They may be cute, small and fluffy but sugar gliders pose a major threat to one of the country’s most endangered birds.
The little marsupials found in various places across Australia are sadly having a severe impact on the breeding of Tasmania’s swift parrot and as a result may be culled under plans by the state government.
Currently the gliders are causing a problem as they eat swift parrot eggs, kill chicks and even adults birds, with a whopping 79 per cent of nests and 69 per cent of breeding females falling victim to the marsupials each year.
However, according to the ABC this hasn’t gone down well with not-for-profit animal rights group Animal Liberation Tasmania.

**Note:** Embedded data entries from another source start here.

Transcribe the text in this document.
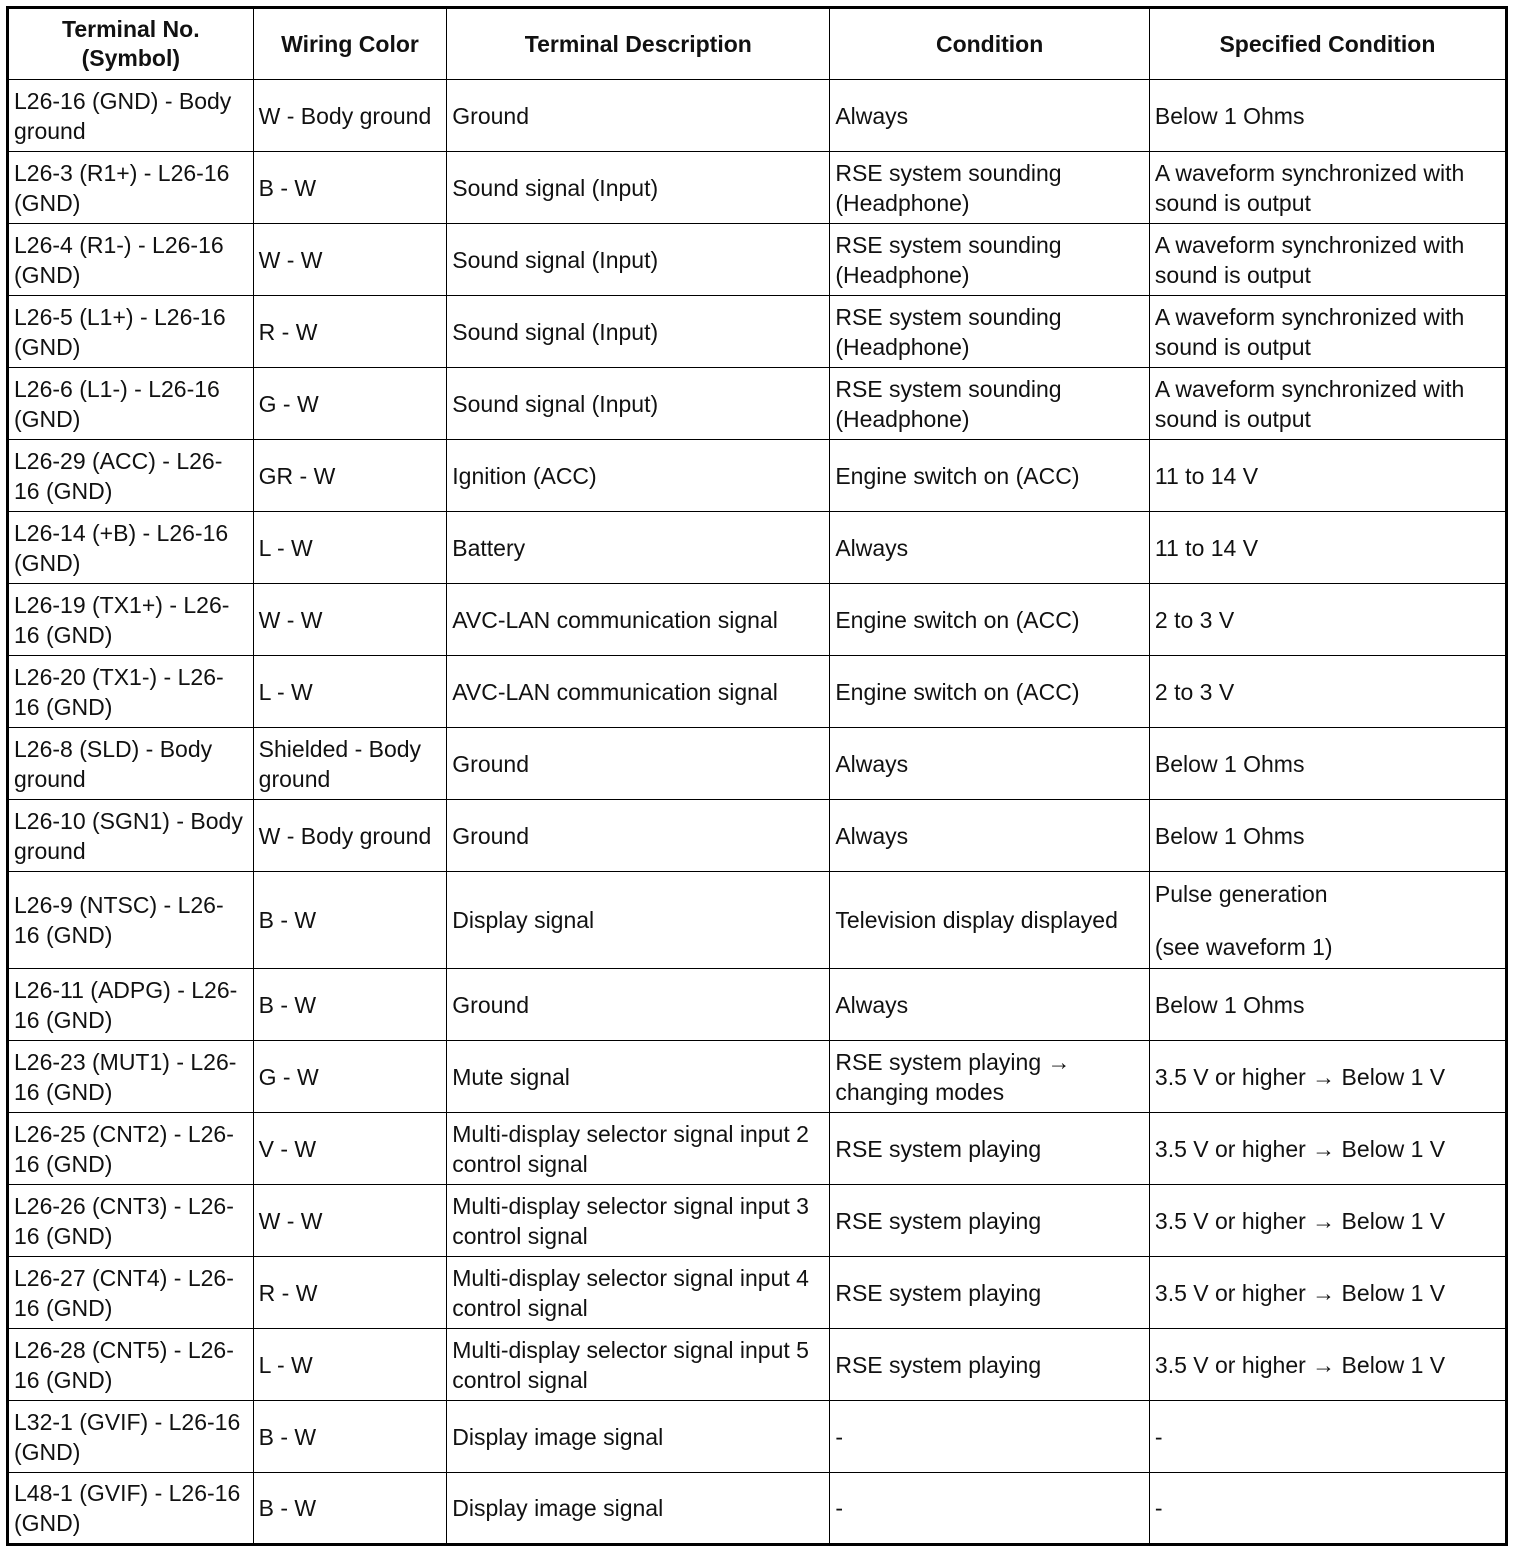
Terminal No.
(Symbol)	Wiring Color	Terminal Description	Condition	Specified Condition
L26-16 (GND) - Body ground	W - Body ground	Ground	Always	Below 1 Ohms
L26-3 (R1+) - L26-16 (GND)	B - W	Sound signal (Input)	RSE system sounding (Headphone)	A waveform synchronized with sound is output
L26-4 (R1-) - L26-16 (GND)	W - W	Sound signal (Input)	RSE system sounding (Headphone)	A waveform synchronized with sound is output
L26-5 (L1+) - L26-16 (GND)	R - W	Sound signal (Input)	RSE system sounding (Headphone)	A waveform synchronized with sound is output
L26-6 (L1-) - L26-16 (GND)	G - W	Sound signal (Input)	RSE system sounding (Headphone)	A waveform synchronized with sound is output
L26-29 (ACC) - L26-16 (GND)	GR - W	Ignition (ACC)	Engine switch on (ACC)	11 to 14 V
L26-14 (+B) - L26-16 (GND)	L - W	Battery	Always	11 to 14 V
L26-19 (TX1+) - L26-16 (GND)	W - W	AVC-LAN communication signal	Engine switch on (ACC)	2 to 3 V
L26-20 (TX1-) - L26-16 (GND)	L - W	AVC-LAN communication signal	Engine switch on (ACC)	2 to 3 V
L26-8 (SLD) - Body ground	Shielded - Body ground	Ground	Always	Below 1 Ohms
L26-10 (SGN1) - Body ground	W - Body ground	Ground	Always	Below 1 Ohms
L26-9 (NTSC) - L26-16 (GND)	B - W	Display signal	Television display displayed	Pulse generation
(see waveform 1)

L26-11 (ADPG) - L26-16 (GND)	B - W	Ground	Always	Below 1 Ohms
L26-23 (MUT1) - L26-16 (GND)	G - W	Mute signal	RSE system playing → changing modes	3.5 V or higher → Below 1 V
L26-25 (CNT2) - L26-16 (GND)	V - W	Multi-display selector signal input 2 control signal	RSE system playing	3.5 V or higher → Below 1 V
L26-26 (CNT3) - L26-16 (GND)	W - W	Multi-display selector signal input 3 control signal	RSE system playing	3.5 V or higher → Below 1 V
L26-27 (CNT4) - L26-16 (GND)	R - W	Multi-display selector signal input 4 control signal	RSE system playing	3.5 V or higher → Below 1 V
L26-28 (CNT5) - L26-16 (GND)	L - W	Multi-display selector signal input 5 control signal	RSE system playing	3.5 V or higher → Below 1 V
L32-1 (GVIF) - L26-16 (GND)	B - W	Display image signal	-	-
L48-1 (GVIF) - L26-16 (GND)	B - W	Display image signal	-	-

“It’s one of those difficult situations, because the swift parrot needs all the help it can get…but at the same time it’s just this disappointing cycle of government bodies and agencies viewing conservation efforts as purely ‘kill kill kill,” spokesperson Kristy Algar told the national broadcaster.

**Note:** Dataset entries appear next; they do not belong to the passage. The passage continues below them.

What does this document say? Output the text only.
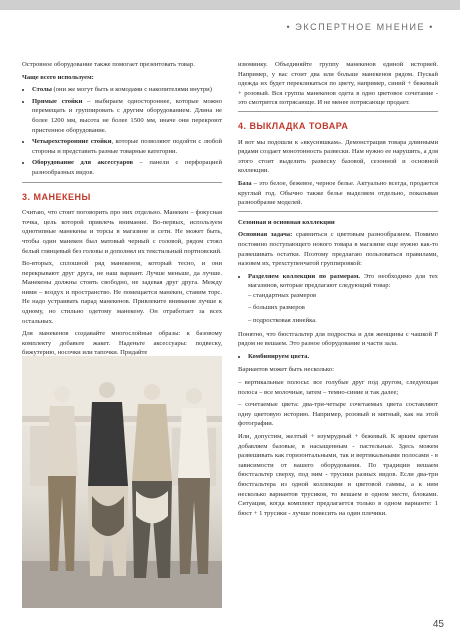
• ЭКСПЕРТНОЕ МНЕНИЕ •

Островное оборудование также помогает презентовать товар.

Чаще всего используем:

• Столы (они же могут быть и комодами с накопителями внутри)
• Прямые стойки – выбираем одностороннее, которые можно перемещать и группировать с другим оборудованием. Длина не более 1200 мм, высота не более 1500 мм, иначе они перекроют пристенное оборудование.
• Четырехсторонние стойки, которые позволяют подойти с любой стороны и представить разные товарные категории.
• Оборудование для аксессуаров – панели с перфорацией разнообразных видов.
3. МАНЕКЕНЫ

Считаю, что стоит поговорить про них отдельно. Манекен – фокусная точка, цель которой привлечь внимание. Во-первых, используем однотипные манекены и торсы в магазине и сети. Не может быть, чтобы один манекен был матовый черный с головой, рядом стоял белый глянцевый без головы и дополнял их текстильный портновский.

Во-вторых, сплошной ряд манекенов, который тесно, и они перекрывают друг друга, не наш вариант. Лучше меньше, да лучше. Манекены должны стоять свободно, не задевая друг друга. Между ними – воздух и пространство. Не помещается манекен, ставим торс. Не надо устраивать парад манекенов. Привлеките внимание лучше к одному, но стильно одетому манекену. Он отработает за всех остальных.

Для манекенов создавайте многослойные образы: к базовому комплекту добавьте жакет. Наденьте аксессуары: подвеску, бижутерию, носочки или тапочки. Придайте

изюминку. Объединяйте группу манекенов единой историей. Например, у вас стоит два или больше манекенов рядом. Пускай одежда их будет перекликаться по цвету, например, синий + бежевый + розовый. Вся группа манекенов одета в одно цветовое сочетание - это смотрится потрясающе. И не менее потрясающе продает.

4. ВЫКЛАДКА ТОВАРА

И вот мы подошли к «вкусняшкам». Демонстрация товара длинными рядами создает монотонность развески. Нам нужно ее нарушить, а для этого стоит выделить развеску базовой, сезонной и основной коллекции.

База – это белое, бежевое, черное белье. Актуально всегда, продается круглый год. Обычно также белье выделяем отдельно, показывая разнообразие моделей.

Сезонная и основная коллекции

Основная задача: сравниться с цветовым разнообразием. Помимо постоянно поступающего нового товара в магазине еще нужно как-то развешивать остатки. Поэтому предлагаю пользоваться правилами, назовем их, трехступенчатой группировкой:

• Разделяем коллекции по размерам. Это необходимо для тех магазинов, которые предлагают следующий товар:

– стандартных размеров

– больших размеров

– подростковая линейка.

Понятно, что бюстгальтер для подростка и для женщины с чашкой F рядом не вешаем. Это разное оборудование и части зала.

• Комбинируем цвета.

Вариантов может быть несколько:

– вертикальные полосы: все голубые друг под другом, следующая полоса – все молочные, затем – темно-синие и так далее;

– сочетаемые цвета: два-три-четыре сочетаемых цвета составляют одну цветовую историю. Например, розовый и мятный, как на этой фотографии.

Или, допустим, желтый + изумрудный + бежевый. К ярким цветам добавляем базовые, в насыщенным - пастельные. Здесь можем развешивать как горизонтальными, так и вертикальными полосами - в зависимости от вашего оборудования. По традиции вешаем бюстгальтер сверху, под ним - трусики разных видов. Если два-три бюстгальтера из одной коллекции и цветовой гаммы, а к ним несколько вариантов трусиков, то вешаем в одном месте, блоками. Ситуация, когда комплект предлагается только в одном варианте: 1 бюст + 1 трусики - лучше повесить на один плечики.

45
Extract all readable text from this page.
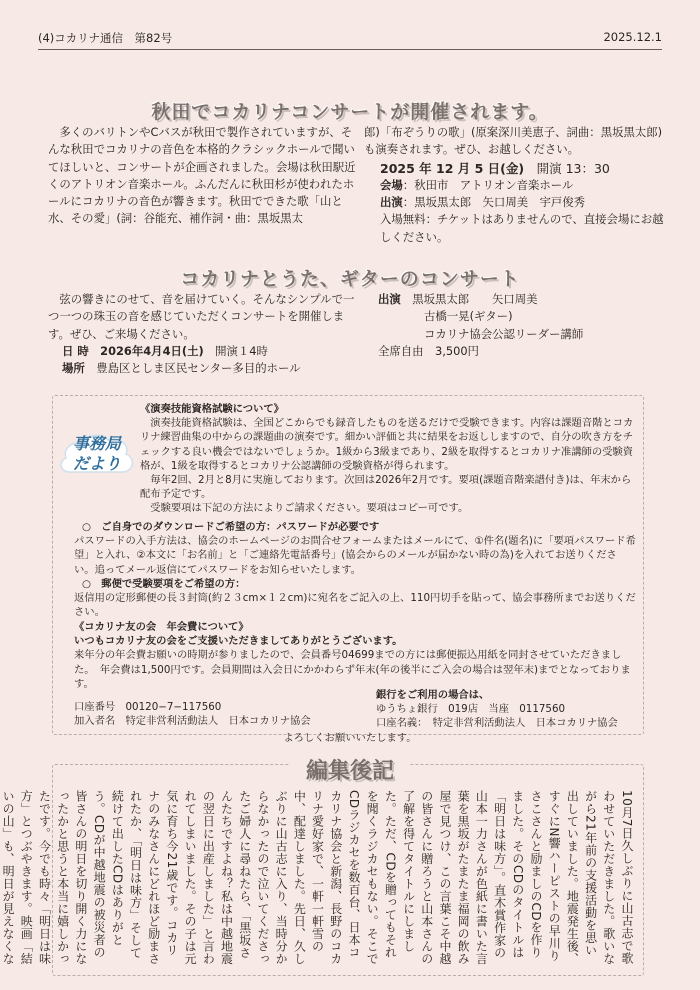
(4)コカリナ通信　第82号	2025.12.1
秋田でコカリナコンサートが開催されます。

多くのバリトンやCバスが秋田で製作されていますが、そんな秋田でコカリナの音色を本格的クラシックホールで聞いてほしいと、コンサートが企画されました。会場は秋田駅近くのアトリオン音楽ホール。ふんだんに秋田杉が使われたホールにコカリナの音色が響きます。秋田でできた歌「山と水、その愛」(詞：谷能充、補作詞・曲：黒坂黒太

郎)「布ぞうりの歌」(原案深川美恵子、詞曲：黒坂黒太郎)も演奏されます。ぜひ、お越しください。

2025 年 12 月 5 日(金)　 開演 13：30

会場：秋田市　アトリオン音楽ホール

出演：黒坂黒太郎　矢口周美　宇戸俊秀

入場無料：チケットはありませんので、直接会場にお越しください。

コカリナとうた、ギターのコンサート

弦の響きにのせて、音を届けていく。そんなシンプルで一つ一つの珠玉の音を感じていただくコンサートを開催します。ぜひ、ご来場ください。

日 時　 2026年4月4日(土)　 開演１4時

場所　 豊島区としま区民センター多目的ホール

出演　 黒坂黒太郎　　矢口周美

古橋一晃(ギター)

コカリナ協会公認リーダー講師

全席自由　3,500円

事務局
だより

《演奏技能資格試験について》

演奏技能資格試験は、全国どこからでも録音したものを送るだけで受験できます。内容は課題音階とコカリナ練習曲集の中からの課題曲の演奏です。細かい評価と共に結果をお返ししますので、自分の吹き方をチェックする良い機会ではないでしょうか。1級から3級まであり、2級を取得するとコカリナ准講師の受験資格が、1級を取得するとコカリナ公認講師の受験資格が得られます。

毎年2回、2月と8月に実施しております。次回は2026年2月です。要項(課題音階楽譜付き)は、年末から配布予定です。

受験要項は下記の方法によりご請求ください。要項はコピー可です。

○　ご自身でのダウンロードご希望の方：パスワードが必要です

パスワードの入手方法は、協会のホームページのお問合せフォームまたはメールにて、①件名(題名)に「要項パスワード希望」と入れ、②本文に「お名前」と「ご連絡先電話番号」(協会からのメールが届かない時の為)を入れてお送りください。追ってメール返信にてパスワードをお知らせいたします。

○　郵便で受験要項をご希望の方：

返信用の定形郵便の長３封筒(約２３cm×１２cm)に宛名をご記入の上、110円切手を貼って、協会事務所までお送りください。

《コカリナ友の会　年会費について》

いつもコカリナ友の会をご支援いただきましてありがとうございます。

来年分の年会費お願いの時期が参りましたので、会員番号04699までの方には郵便振込用紙を同封させていただきました。　年会費は1,500円です。会員期間は入会日にかかわらず年末(年の後半にご入会の場合は翌年末)までとなっております。

銀行をご利用の場合は、
ゆうちょ銀行　019店　当座　0117560
口座名義：　特定非営利活動法人　日本コカリナ協会
口座番号　00120−7−117560
加入者名　特定非営利活動法人　日本コカリナ協会
よろしくお願いいたします。
編集後記

10月7日久しぶりに山古志で歌わせていただきました。歌いながら21年前の支援活動を思い出していました。地震発生後、すぐにN響ハーピストの早川りさこさんと励ましのCDを作りました。そのCDのタイトルは「明日は味方」。直木賞作家の山本一力さんが色紙に書いた言葉を黒坂がたまたま福岡の飲み屋で見つけ、この言葉こそ中越の皆さんに贈ろうと山本さんの了解を得てタイトルにしました。ただ、CDを贈ってもそれを聞くラジカセもない。そこでCDラジカセを数百台、日本コカリナ協会と新潟、長野のコカリナ愛好家で、一軒一軒雪の中、配達しました。先日、久しぶりに山古志に入り、当時分からなかったので泣いてくださったご婦人に尋ねたら、「黒坂さんたちですよね？私は中越地震の翌日に出産しました」と言われてしまいました。その子は元気に育ち今21歳です。コカリナのみなさんにどれほど励まされたか、「明日は味方」そして続けて出したCDはありがとう。CDが中越地震の被災者の皆さんの明日を切り開く力になったかと思うと本当に嬉しかったです。今でも時々「明日は味方」とつぶやきます。映画「結いの山」も、明日が見えなくな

Rather than opting to cull, Algar said there are plenty of other options to consider that won’t impact other animals.
The spokesperson told the ABC the actions of humans have also led to the dwindling numbers of the parrots over the years with logging and habitat destruction.
“We need to actually start looking a little bit more closely at ourselves as a species rather than blaming what we deem invasive species,” Algar said.
Animals on the land aren’t the only ones at threat of culling, with four sharks recently killed off the coast off Queensland after two people were bitten in seperate life-threatening attacks.
Read more: ‘It’s their territory’: Outrage as four sharks culled in Whitsundays
Officials from Fisheries Queensland enticed the sharks to their fate using baited lines and “humanely euthanised” the predators, despite being unsure whether they were the creatures responsible for the attacks on 46-year-old Justine Barwick and 12-year-old Hannah Papps.
However the state government’s actions have now been slammed by conservation groups and members of the public, with experts claiming the use of baited drum lines could actually make the situation worse, rather than prevent further attacks as intended.